Moosdorf hatte sich in dem Schreiben kritisch über Markus Frohnmaier geäußert. Frohnmaier ist Fraktionsvize, außenpolitischer Sprecher und Vorsitzender des Arbeitskreises Außenpolitik der AfD-Bundestagsfraktion. Nach den bekannt gewordenen Angaben ging es dabei um den außenpolitischen Kurs der Fraktion und um persönliche Angriffe innerhalb der eigenen Reihen.
Die Sanktionen zeigen, wie angespannt das Verhältnis innerhalb der AfD-Fraktion in außenpolitischen Fragen ist. Dabei geht es auch um die Haltung zu Russland, den USA und zur internationalen Rolle Deutschlands. Moosdorf stand in der vergangenen Legislaturperiode selbst an der Spitze der außenpolitischen Arbeit der Fraktion.
Matthias Moosdorf gehört seit 2021 dem Deutschen Bundestag an. Der Politiker aus Sachsen zog über den Wahlkreis Zwickau ins Parlament ein. Auf der Internetseite des Bundestages wird er als Musiker und Hochschullehrer geführt. Ordentliches Mitglied ist er derzeit im Ausschuss für die Angelegenheiten der Europäischen Union.
Neben seinem Bundestagsmandat weist der Bundestag bei Moosdorf auch eine Tätigkeit als Honorarprofessor an der Moskauer Gnessin Akademie aus. Diese Verbindung war bereits früher politisch diskutiert worden, weil Moosdorf als AfD-Außenpolitiker wiederholt wegen seiner Russland-Bezüge in der Kritik stand.

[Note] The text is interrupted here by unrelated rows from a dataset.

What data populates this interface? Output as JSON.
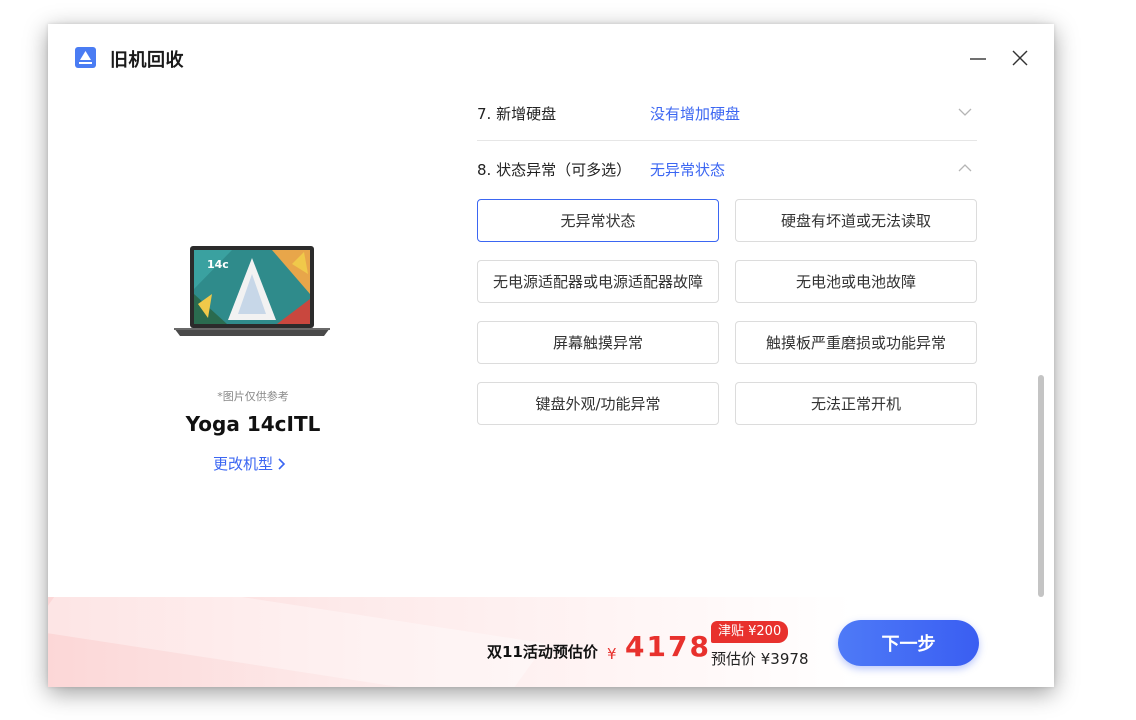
{
  "app": {
    "title": "旧机回收"
  },
  "device": {
    "image_note": "*图片仅供参考",
    "model_name": "Yoga 14cITL",
    "screen_text": "14c",
    "change_model_label": "更改机型"
  },
  "questions": [
    {
      "label": "7. 新增硬盘",
      "value": "没有增加硬盘",
      "expanded": false
    },
    {
      "label": "8. 状态异常（可多选）",
      "value": "无异常状态",
      "expanded": true
    }
  ],
  "options": [
    {
      "label": "无异常状态",
      "selected": true
    },
    {
      "label": "硬盘有坏道或无法读取",
      "selected": false
    },
    {
      "label": "无电源适配器或电源适配器故障",
      "selected": false
    },
    {
      "label": "无电池或电池故障",
      "selected": false
    },
    {
      "label": "屏幕触摸异常",
      "selected": false
    },
    {
      "label": "触摸板严重磨损或功能异常",
      "selected": false
    },
    {
      "label": "键盘外观/功能异常",
      "selected": false
    },
    {
      "label": "无法正常开机",
      "selected": false
    }
  ],
  "footer": {
    "promo_label": "双11活动预估价",
    "currency": "¥",
    "promo_price": "4178",
    "subsidy": "津贴 ¥200",
    "base_price": "预估价 ¥3978",
    "next_label": "下一步"
  },
  "colors": {
    "accent": "#3b66f2",
    "price_red": "#e8312d"
  }
}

Die aktuelle Sanktion steht nicht isoliert. Bereits im April war bekannt geworden, dass ein Ordnungsverfahren gegen Moosdorf eingeleitet worden war. Damals ging es um sein Schreiben an Fraktionskollegen und die darin enthaltene Kritik an Frohnmaier. Nun folgte die Entscheidung des Fraktionsvorstands mit Geldstrafe, Redeverbot und Auftrittsbeschränkung innerhalb der Fraktion.
Unabhängig davon läuft gegen Moosdorf ein Strafverfahren in Berlin. Das Landgericht Berlin I ließ im März eine Anklage zur Hauptverhandlung zu. Die Staatsanwaltschaft wirft ihm vor, im Juni 2023 im Reichstagsgebäude ein verfassungswidriges Kennzeichen verwendet zu haben. Moosdorf bestreitet die Vorwürfe. Eine gerichtliche Entscheidung in der Sache liegt noch nicht vor.
Mit den Maßnahmen gegen Moosdorf macht die AfD-Fraktionsführung deutlich, dass sie öffentliche Angriffe auf eigenes Führungspersonal nicht folgenlos lassen will. Zugleich verschärft der Fall den Eindruck, dass außenpolitische Grundsatzfragen innerhalb der Fraktion weiter umstritten sind.
Für Moosdorf haben die Sanktionen unmittelbare parlamentarische Folgen. Das Redeverbot beschränkt seine öffentliche Rolle im Bundestag für mehrere Wochen. Das Auftrittsverbot bei Fraktionsveranstaltungen trifft ihn zusätzlich in der internen Arbeit der AfD-Bundestagsfraktion.